Изменить размер шрифта - +
 — Я думал сначала, что твой цыган и вправду хороший человек, а он такой же мошенник, как и все они. Будь я на твоем месте, бросил бы собаку, пусть идет, куда хочет… еще бы вытолкал.

— Что же он сделал? — спросила Мотруна. — Я ничего не знаю.

— Добрая ты душа, Мотруна, ничего не видишь. Хотел бы и я сосватать где-нибудь себе такую жену!.. Да ведь твой за цыганами бегает, ему бы идти в Рудню, а он сидит дома да дремлет, либо по полю шляется. Нет, и нога моя у вас не будет, скажи ему, что я сердит! Прощай, Мотруна! А к вам не пойду… Ну! — крикнул горбун, обратившись к своему хромому волу, и поплелся своей дорогой.

 

 

XXIX

 

В избе Тумра никогда не было воображаемого счастья, радужных надежд, воспоминания разрушили их еще прежде прихода цыган. Страдания, всегда следующие за необдуманной переменой в жизни, подавили все силы цыгана. Сердце Мотруны теперь принадлежало одному дитяти. Узнав от болтливой Яги о любви Тумра к Азе, она с твердостью, свойственной немногим женщинам, затаила в глубине души свое горе и исключительно посвятила себя ребенку, жила им одним и на него изливала свою безграничную, самоотверженную любовь. Теперь она хорошо знала, что рано или поздно муж, ради которого она столько страдала, оставит ее — и, скрепя сердце, ждала развязки. Причина этой покорности судьбе лежала в новом чувстве, явившемся в сердце Мотруны вместе с появлением ребенка.

Тумр после первого свидания с цыганами сделался холодным, равнодушным, безучастным к судьбе своей семьи. Напрасно было бы побуждать его к прежней деятельности, казалось, последние силы иссякли, и он бродил по полям без цели, с немым равнодушием слушал колыбельную песню и крик своего малютки. Никогда голова его заботливо не склонялась над люлькой, крик дитяти иногда будил его, но никогда не проникал в душу.

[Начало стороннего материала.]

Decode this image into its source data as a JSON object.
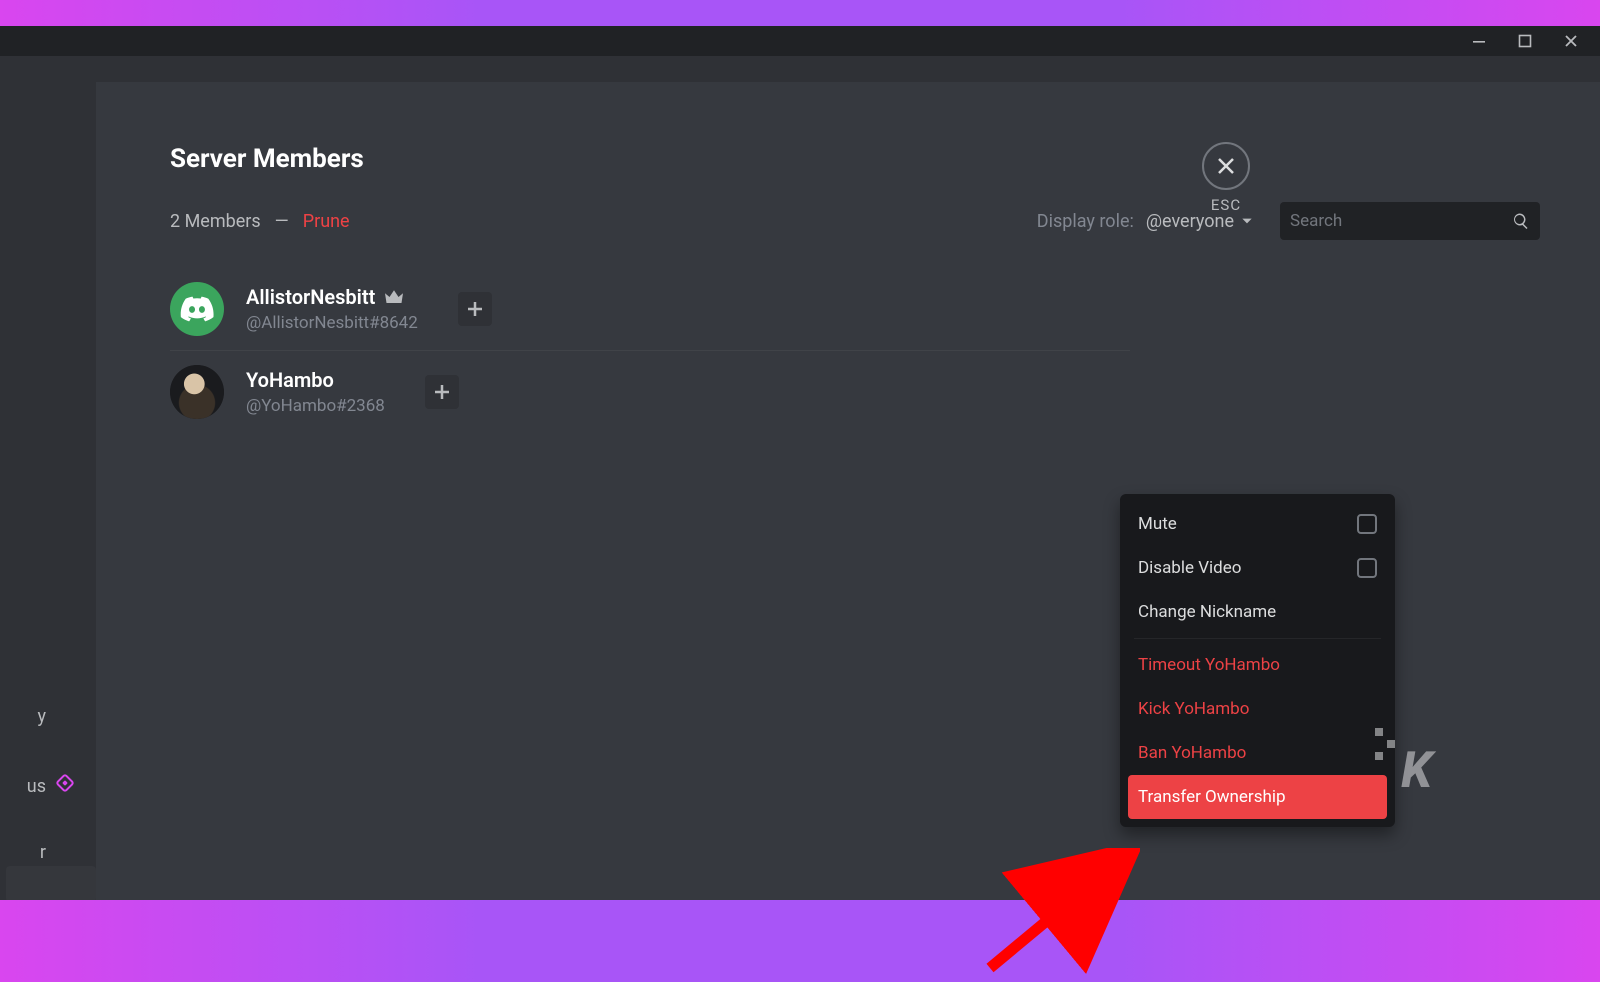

Несмотря на то, что Тумр и Мотруна жили под одной кровлей, она была одинока, слабая надежда, внушенная сострадательным словом Максима, была для нее последней подпорой.

Цыган то сидел на скамье, насупившись, то по целым дням бродил, отыскивая Азу и проклиная ее в душе.

В тот вечер, как головка Азы покоилась на плече Адама, когда унылая цыганская песня пронзила сердце Тумра, он не мог отойти от окна, к которому прикован был страстью, и не мог отправиться домой, куда звала совесть. Насилу дотащился он до избы и, дохнув ее тяжелым воздухом, как сумасшедший, побежал к табору цыган.

Этот табор, под новым господством Пузы, сделался жертвой беспорядков, а прежний начальник, Апраш, язвительно улыбался, слушая распоряжения нового счастливца. Но и Апраш изменился. Каждую минуту он имел случай почувствовать свое унижение, но безропотно покорился судьбе в надежде возвратить свое влияние.

Он молча служил тем, которые вчера со страхом исполняли его приказания, иногда только выражение глаз и судорожные движения губ обличали в нем непреклонную гордость и жажду мести. Под шатром не видно было деятельности: молот лежал на телеге, вывороченные наизнанку кузнечьи мехи и все инструменты лежали в куче. Никто ничего не делал, кроме Апраша и старых баб, хлопотавших у котла. По ходатайству Азы, с помещичьего двора поставляли все нужное для праздных бродяг, и цыганки, уверенные в могуществе своей королевы, таскали в свою берлогу все, что ни попадалось под руки.

Наслаждаясь недавно приобретенным господством, Пуза преследовал Апраша и дремал с трубкой в зубах пред пылающим костром.

Лень полюбилась ему и целой шайке. Аза, редко посещая табор, не замечала оплошности нового начальника. По всему видно было, что новый предводитель не удержит надолго в своих руках управление, и рано или поздно шайка почувствует нужду в Апраше.

Приблизившись к обозу, Тумр остановился у телеги, под которой покоился прежний атаман. Глаза их встретились, оба они были несчастны, один другому не мог завидовать, и прежняя вражда легко исчезла под влиянием новых, сильнейших ощущений.